O trudnościach funkcjonowania w Sejmie, poszukiwaniach własnej lewicowej tożsamości i o tym, czemu lewica parlamentarna musi być w ciągłym pogotowiu Maciej Wiśniowski (Strajk.eu) rozmawia z byłą posłanką, obecnie…. Anną Grodzką.
– Nie będziemy rozmawiali o Twoim życiu osobistym…
– Bardzo proszę, nie, już wystarczy…
– Byłaś przez jedną kadencje posłanką…
– …był taki epizod…
– Jak pamiętasz tamten czas? Jakie to było doświadczenie?
– Ekscytujące. Działo się wokół mnie wówczas mnóstwo rzeczy, poświęcałam im wiele czasu. Jednak nie chciałabym tego doświadczenia powtórzyć.
– Dlaczego?
– Nie potrafię dobrze funkcjonować w strukturach hierarchicznych. Z tego też powodu myślę, że nigdy nie byłabym dobrym żołnierzem lub policjantem. Lubię robić to, na co mam ochotę, lubię sama sterować swoim życiem. Potrafię chodzić na kompromisy, nie jestem wariatką, ale ciągłe układanie się w imię niejasnych często interesów męczy mnie. Praca parlamentarna na pewno będzie rozczarowaniem dla tego, kto trafił tam po raz pierwszy. Szczególnie, kiedy jesteś w opozycji.
– Jeszcze raz: dlaczego?
– Bo towarzyszy temu całkowita bezradność. Myśmy jako Ruch Palikota złożyli sto kilkadziesiąt projektów ustaw, z czego tylko dwie były jakoś tam rozpatrywane, w tym moja o uzgodnieniu płci.
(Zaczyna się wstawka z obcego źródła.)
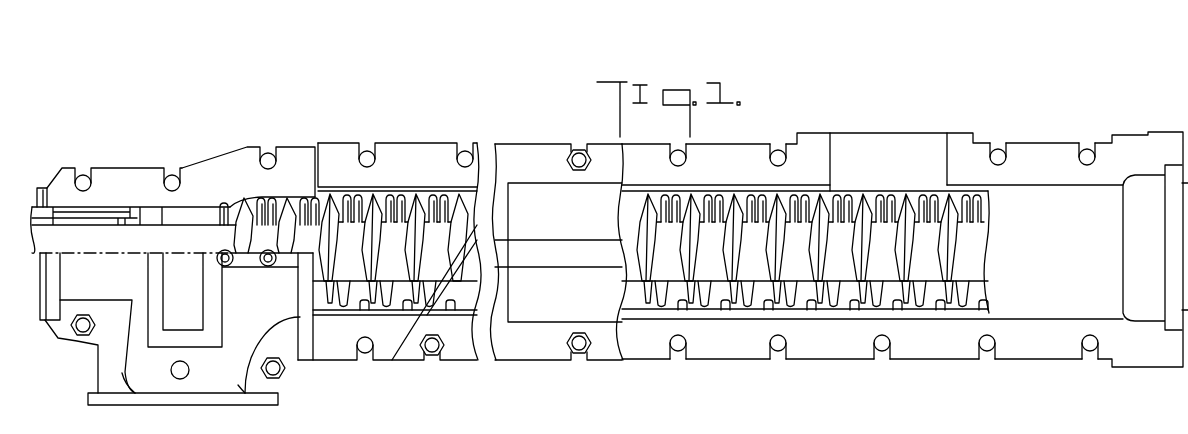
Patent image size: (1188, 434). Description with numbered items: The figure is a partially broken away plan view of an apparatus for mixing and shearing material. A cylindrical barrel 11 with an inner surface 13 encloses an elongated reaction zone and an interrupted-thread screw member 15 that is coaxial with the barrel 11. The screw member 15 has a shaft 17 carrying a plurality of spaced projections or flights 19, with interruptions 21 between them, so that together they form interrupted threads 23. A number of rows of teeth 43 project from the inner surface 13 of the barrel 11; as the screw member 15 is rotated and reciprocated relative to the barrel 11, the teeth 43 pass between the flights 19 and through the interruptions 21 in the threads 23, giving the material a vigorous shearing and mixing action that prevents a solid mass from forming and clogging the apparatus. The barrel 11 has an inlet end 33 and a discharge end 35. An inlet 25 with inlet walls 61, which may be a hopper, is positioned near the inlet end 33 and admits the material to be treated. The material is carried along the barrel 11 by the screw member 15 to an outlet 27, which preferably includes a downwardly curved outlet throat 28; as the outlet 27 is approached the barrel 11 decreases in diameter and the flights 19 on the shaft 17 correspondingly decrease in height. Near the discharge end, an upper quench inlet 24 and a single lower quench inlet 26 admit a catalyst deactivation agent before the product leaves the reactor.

The cylindrical barrel 11 is at (412, 191).
The inner surface 13 is at (429, 197).
The interrupted-thread screw member 15 is at (345, 228).
The shaft 17 is at (731, 270).
The flights 19 is at (378, 222).
The interruptions 21 is at (780, 272).
The interrupted threads 23 is at (683, 250).
The upper quench inlet 24 is at (278, 216).
The inlet 25 is at (918, 145).
The lower quench inlet 26 is at (179, 380).
The outlet 27 is at (227, 368).
The outlet throat 28 is at (133, 395).
The inlet end 33 is at (977, 307).
The discharge end 35 is at (222, 158).
The teeth 43 is at (365, 306).
The inlet walls 61 is at (832, 158).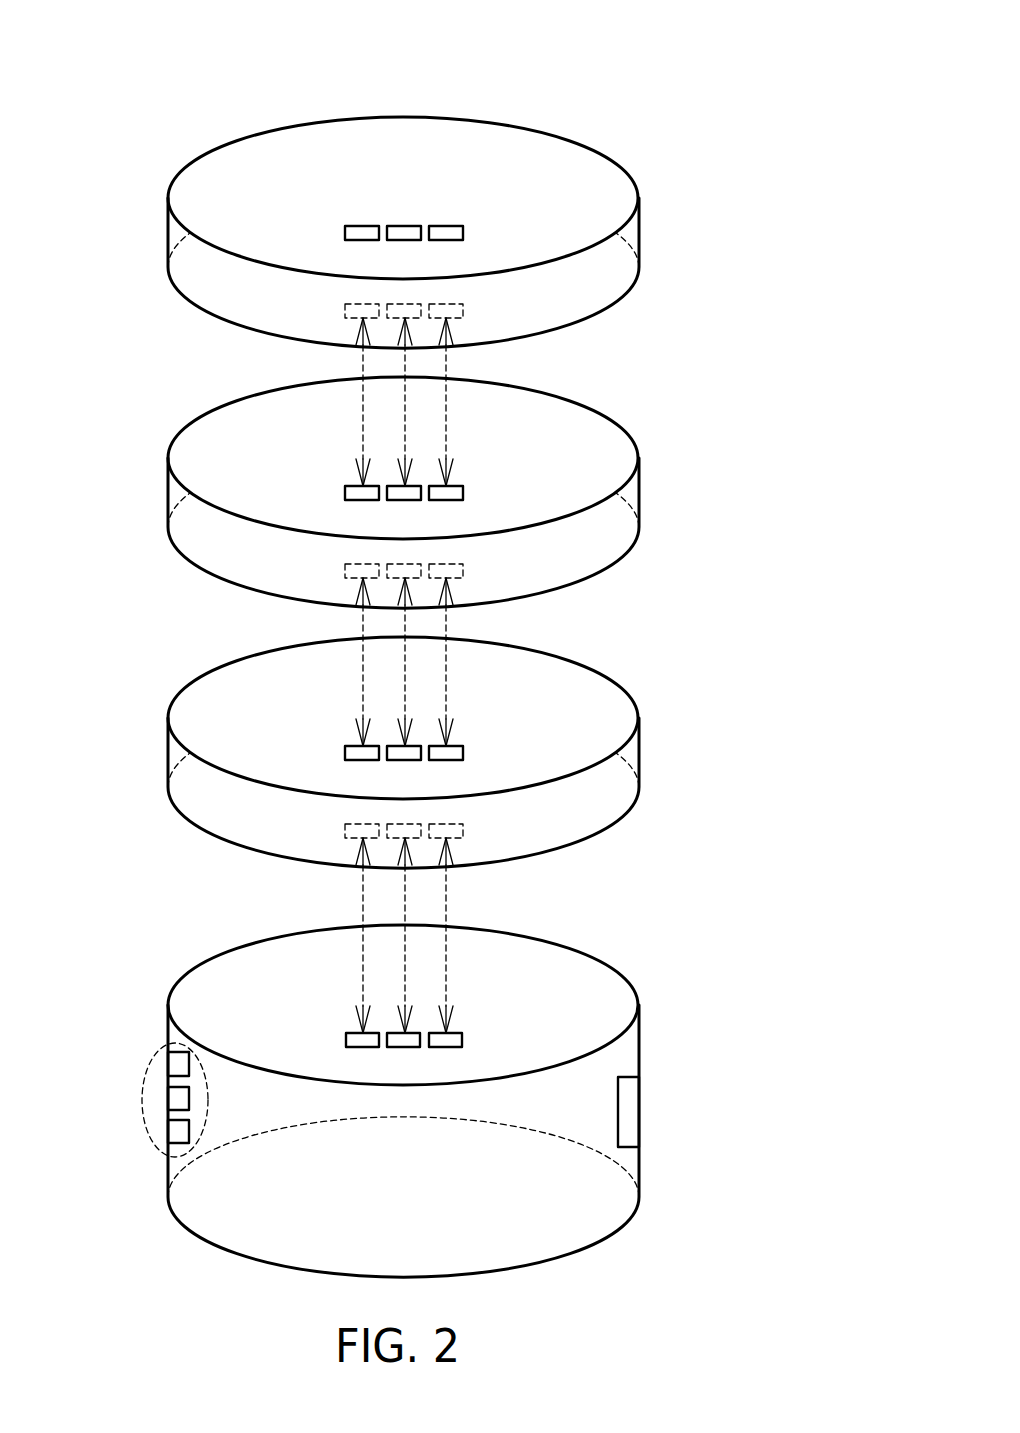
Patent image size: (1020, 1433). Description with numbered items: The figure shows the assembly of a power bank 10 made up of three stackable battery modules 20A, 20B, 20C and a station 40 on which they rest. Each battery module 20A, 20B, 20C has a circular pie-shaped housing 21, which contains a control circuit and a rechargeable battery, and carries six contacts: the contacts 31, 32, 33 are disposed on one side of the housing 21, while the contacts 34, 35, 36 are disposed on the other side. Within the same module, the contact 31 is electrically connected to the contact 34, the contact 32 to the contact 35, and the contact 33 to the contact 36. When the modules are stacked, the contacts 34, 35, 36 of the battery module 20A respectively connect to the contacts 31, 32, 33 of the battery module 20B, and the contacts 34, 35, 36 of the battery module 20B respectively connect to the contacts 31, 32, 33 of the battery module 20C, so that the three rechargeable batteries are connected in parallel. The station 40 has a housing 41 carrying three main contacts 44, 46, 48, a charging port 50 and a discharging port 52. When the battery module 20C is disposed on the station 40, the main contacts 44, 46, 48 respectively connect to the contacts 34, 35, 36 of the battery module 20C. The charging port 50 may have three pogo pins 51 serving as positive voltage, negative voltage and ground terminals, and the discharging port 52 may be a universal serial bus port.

The power bank 10 is at (618, 50).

Zresztą została ona przyjęta przez Sejm i Senat, dopiero prezydent Duda ja zawetował, a zabrakło głosów, by weto to obalić. Ale to wszystko było okupione jakimiś gigantycznymi kompromisami i ostatecznie ta ustawa nie była tym, co chcieliśmy zrobić. I tak toczyło się nasze życie: rozczarowanie za rozczarowaniem.
– To po co się pchać do parlamentu?
– Dla polityka, może szczególnie początkującego, bonusem bycia posłem czy posłanką jest to, że zaczynasz funkcjonować w przestrzeni publicznej, w mediach. I możesz przekazać ludziom rzeczywiście ważne treści. Trochę mi się udawało.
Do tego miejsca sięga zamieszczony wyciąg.